Ese episodio dejó al desnudo una tensión más profunda. El Presupuesto que impulsa el Gobierno reduce de manera drástica la inversión educativa, golpea a las escuelas técnicas y ajusta a las universidades. No es solo una discusión contable: es una definición de país. Mientras tanto, las leyes que siguen vigentes no se cumplen plenamente, lo que abre interrogantes jurídicos y políticos. Gobernar por omisión también es una forma de decisión.

La oposición, por su parte, no ofrece un horizonte alternativo. Sueña con encontrar un candidato providencial, pero no trabaja en un proyecto creíble. El peronismo se consume en disputas internas; el radicalismo no logra salir de su larga crisis de identidad; el PRO recuerda su fugaz ascenso y su caída.
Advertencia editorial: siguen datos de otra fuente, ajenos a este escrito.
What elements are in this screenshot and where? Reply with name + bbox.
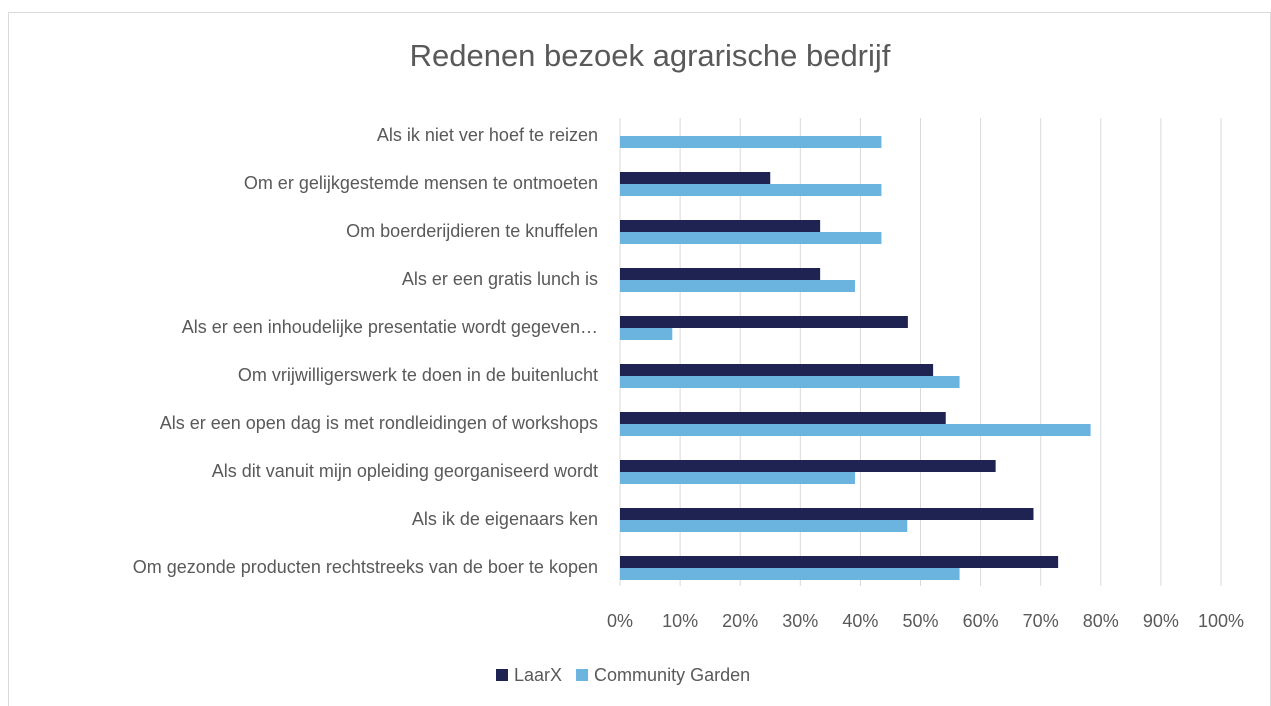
- legend-swatch: [576, 669, 589, 681]
- bar: [620, 556, 1059, 568]
- x-tick-label: 50%: [902, 611, 938, 631]
- bar: [620, 412, 946, 424]
- x-tick-label: 60%: [963, 611, 999, 631]
- legend-label: LaarX: [514, 665, 562, 685]
- bar: [620, 232, 882, 244]
- bar: [620, 220, 821, 232]
- x-tick-label: 100%: [1198, 611, 1244, 631]
- bar: [620, 328, 673, 340]
- bar: [620, 520, 908, 532]
- bar: [620, 136, 882, 148]
- x-tick-label: 70%: [1023, 611, 1059, 631]
- x-tick-label: 40%: [842, 611, 878, 631]
- y-tick-label: Als dit vanuit mijn opleiding georganise…: [212, 461, 598, 481]
- y-tick-label: Als er een gratis lunch is: [402, 269, 598, 289]
- bar: [620, 280, 855, 292]
- bar: [620, 316, 908, 328]
- y-tick-label: Als ik niet ver hoef te reizen: [377, 125, 598, 145]
- bar: [620, 376, 960, 388]
- y-tick-label: Als er een inhoudelijke presentatie word…: [182, 317, 598, 337]
- x-tick-label: 20%: [722, 611, 758, 631]
- legend-label: Community Garden: [594, 665, 750, 685]
- y-tick-label: Om vrijwilligerswerk te doen in de buite…: [238, 365, 598, 385]
- bar: [620, 424, 1091, 436]
- x-tick-label: 0%: [607, 611, 633, 631]
- bar: [620, 568, 960, 580]
- x-tick-label: 10%: [662, 611, 698, 631]
- y-tick-label: Om gezonde producten rechtstreeks van de…: [133, 557, 598, 577]
- y-tick-label: Om er gelijkgestemde mensen te ontmoeten: [244, 173, 598, 193]
- bar: [620, 508, 1034, 520]
- legend-swatch: [496, 669, 508, 681]
- bar: [620, 172, 771, 184]
- chart-title: Redenen bezoek agrarische bedrijf: [410, 38, 891, 73]
- x-tick-label: 90%: [1143, 611, 1179, 631]
- bar: [620, 472, 855, 484]
- y-tick-label: Als ik de eigenaars ken: [412, 509, 598, 529]
- bar: [620, 184, 882, 196]
- bar: [620, 364, 934, 376]
- x-tick-label: 80%: [1083, 611, 1119, 631]
- y-tick-label: Als er een open dag is met rondleidingen…: [160, 413, 598, 433]
- y-tick-label: Om boerderijdieren te knuffelen: [346, 221, 598, 241]
- bar: [620, 460, 996, 472]
- x-tick-label: 30%: [782, 611, 818, 631]
- chart-frame: [8, 12, 1271, 706]
- bar: [620, 268, 821, 280]
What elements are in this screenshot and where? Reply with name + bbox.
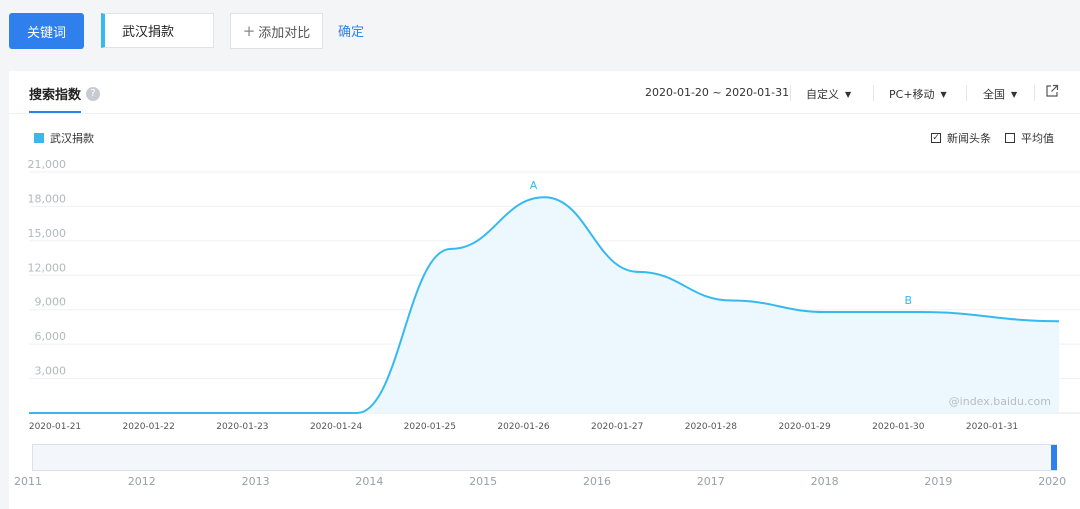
divider <box>873 85 874 101</box>
y-tick-label: 18,000 <box>28 192 67 205</box>
add-compare-button[interactable]: + 添加对比 <box>230 13 323 49</box>
tab-search-index[interactable]: 搜索指数 ? <box>29 84 101 103</box>
top-toolbar: 关键词 武汉捐款 + 添加对比 确定 <box>0 0 1080 70</box>
caret-down-icon: ▼ <box>940 89 947 99</box>
navigator-year-label: 2014 <box>355 475 383 488</box>
y-tick-label: 12,000 <box>28 261 67 274</box>
header-divider <box>9 113 1080 114</box>
date-range-text: 2020-01-20 ~ 2020-01-31 <box>645 86 790 99</box>
search-index-card: 搜索指数 ? 2020-01-20 ~ 2020-01-31 自定义 ▼ PC+移… <box>9 71 1080 509</box>
news-checkbox-label: 新闻头条 <box>947 132 991 145</box>
divider <box>790 85 791 101</box>
legend-swatch <box>34 133 44 143</box>
series-line <box>28 196 1060 415</box>
checkmark-icon: ✓ <box>931 133 941 143</box>
checkbox-empty-icon <box>1005 133 1015 143</box>
external-link-icon[interactable] <box>1045 84 1059 98</box>
average-checkbox[interactable]: 平均值 <box>1005 130 1054 146</box>
region-dropdown[interactable]: 全国 ▼ <box>983 86 1017 102</box>
time-range-navigator[interactable] <box>32 444 1057 471</box>
region-label: 全国 <box>983 88 1005 101</box>
annotation-label: A <box>530 179 538 192</box>
x-tick-label: 2020-01-25 <box>404 422 456 432</box>
x-tick-label: 2020-01-27 <box>591 422 643 432</box>
caret-down-icon: ▼ <box>1011 89 1018 99</box>
search-index-chart[interactable]: 3,000 6,000 9,000 12,000 15,000 18,000 21,000 2… <box>9 71 1080 509</box>
question-icon[interactable]: ? <box>86 86 101 101</box>
keyword-button[interactable]: 关键词 <box>9 13 84 49</box>
y-tick-label: 3,000 <box>35 365 67 378</box>
watermark: @index.baidu.com <box>949 395 1051 408</box>
confirm-link[interactable]: 确定 <box>338 25 365 40</box>
navigator-year-label: 2016 <box>583 475 611 488</box>
range-mode-dropdown[interactable]: 自定义 ▼ <box>806 86 851 102</box>
x-tick-label: 2020-01-22 <box>123 422 175 432</box>
average-checkbox-label: 平均值 <box>1021 132 1054 145</box>
legend-label: 武汉捐款 <box>50 132 94 145</box>
series-area <box>29 197 1059 413</box>
navigator-year-label: 2017 <box>697 475 725 488</box>
divider <box>1034 85 1035 101</box>
navigator-year-label: 2011 <box>14 475 42 488</box>
x-tick-label: 2020-01-24 <box>310 422 363 432</box>
x-tick-label: 2020-01-26 <box>497 422 550 432</box>
device-label: PC+移动 <box>889 88 935 101</box>
active-tab-indicator <box>29 111 81 113</box>
caret-down-icon: ▼ <box>845 89 852 99</box>
plus-icon: + <box>242 22 256 40</box>
divider <box>966 85 967 101</box>
chart-legend[interactable]: 武汉捐款 <box>34 130 94 146</box>
x-tick-label: 2020-01-29 <box>778 422 831 432</box>
y-tick-label: 9,000 <box>35 296 67 309</box>
device-dropdown[interactable]: PC+移动 ▼ <box>889 86 947 102</box>
x-tick-label: 2020-01-28 <box>685 422 738 432</box>
x-tick-label: 2020-01-30 <box>872 422 925 432</box>
navigator-year-label: 2015 <box>469 475 497 488</box>
range-mode-label: 自定义 <box>806 88 839 101</box>
annotation-label: B <box>905 294 913 307</box>
navigator-year-label: 2019 <box>924 475 952 488</box>
y-tick-label: 6,000 <box>35 330 67 343</box>
keyword-value: 武汉捐款 <box>122 25 175 40</box>
y-tick-label: 21,000 <box>28 158 67 171</box>
x-tick-label: 2020-01-23 <box>216 422 268 432</box>
navigator-year-label: 2018 <box>811 475 839 488</box>
date-range-display[interactable]: 2020-01-20 ~ 2020-01-31 <box>645 86 789 99</box>
navigator-year-label: 2012 <box>128 475 156 488</box>
keyword-field[interactable]: 武汉捐款 <box>101 13 214 48</box>
x-tick-label: 2020-01-21 <box>29 422 81 432</box>
news-checkbox[interactable]: ✓ 新闻头条 <box>931 130 991 146</box>
navigator-year-label: 2013 <box>242 475 270 488</box>
navigator-handle[interactable] <box>1051 445 1057 470</box>
tab-label: 搜索指数 <box>29 88 82 103</box>
navigator-year-label: 2020 <box>1038 475 1066 488</box>
add-compare-label: 添加对比 <box>258 25 311 41</box>
x-tick-label: 2020-01-31 <box>966 422 1018 432</box>
y-tick-label: 15,000 <box>28 227 67 240</box>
La fragmentación opositora es uno de los activos silenciosos del Presidente.

La pregunta incómoda persiste: ¿le sirve al país que el Gobierno se fortalezca mientras la sociedad se debilita? ¿Existe una estrategia de largo plazo que exceda la supervivencia política? Para ser justos, habría que extender el interrogante hacia atrás: ¿qué gobierno argentino reciente tuvo un proyecto que no fuera, ante todo, durar?

Se puede gobernar desde la derecha o desde la izquierda ignorando el bien común. La historia local lo demuestra. Se lo ignora robando, pero también privilegiando de manera extrema a quienes ya tienen todo, dejando a otros sin nada. La política argentina se acostumbró a la lógica del intercambio mezquino, del “te doy si me das”, de la extorsión como método. En ese camino perdió algo esencial: la palabra. Y sin palabra no hay acuerdo posible.

La Argentina necesita abandonar la tentación de ganar solo para someter al otro. Volver a ampliar miradas, construir coincidencias, pensar en un nosotros que hoy parece una mala palabra. Tal vez ese sea el mayor desafío de Milei. No tanto ordenar la macro, sino decidir si quiere un poder que se consolide sobre una sociedad exhausta o un liderazgo capaz de ofrecer un horizonte compartido. La espera social no es infinita. Solo se estira mientras alguien crea que, al final del camino, habrá algo más que ajuste y paciencia.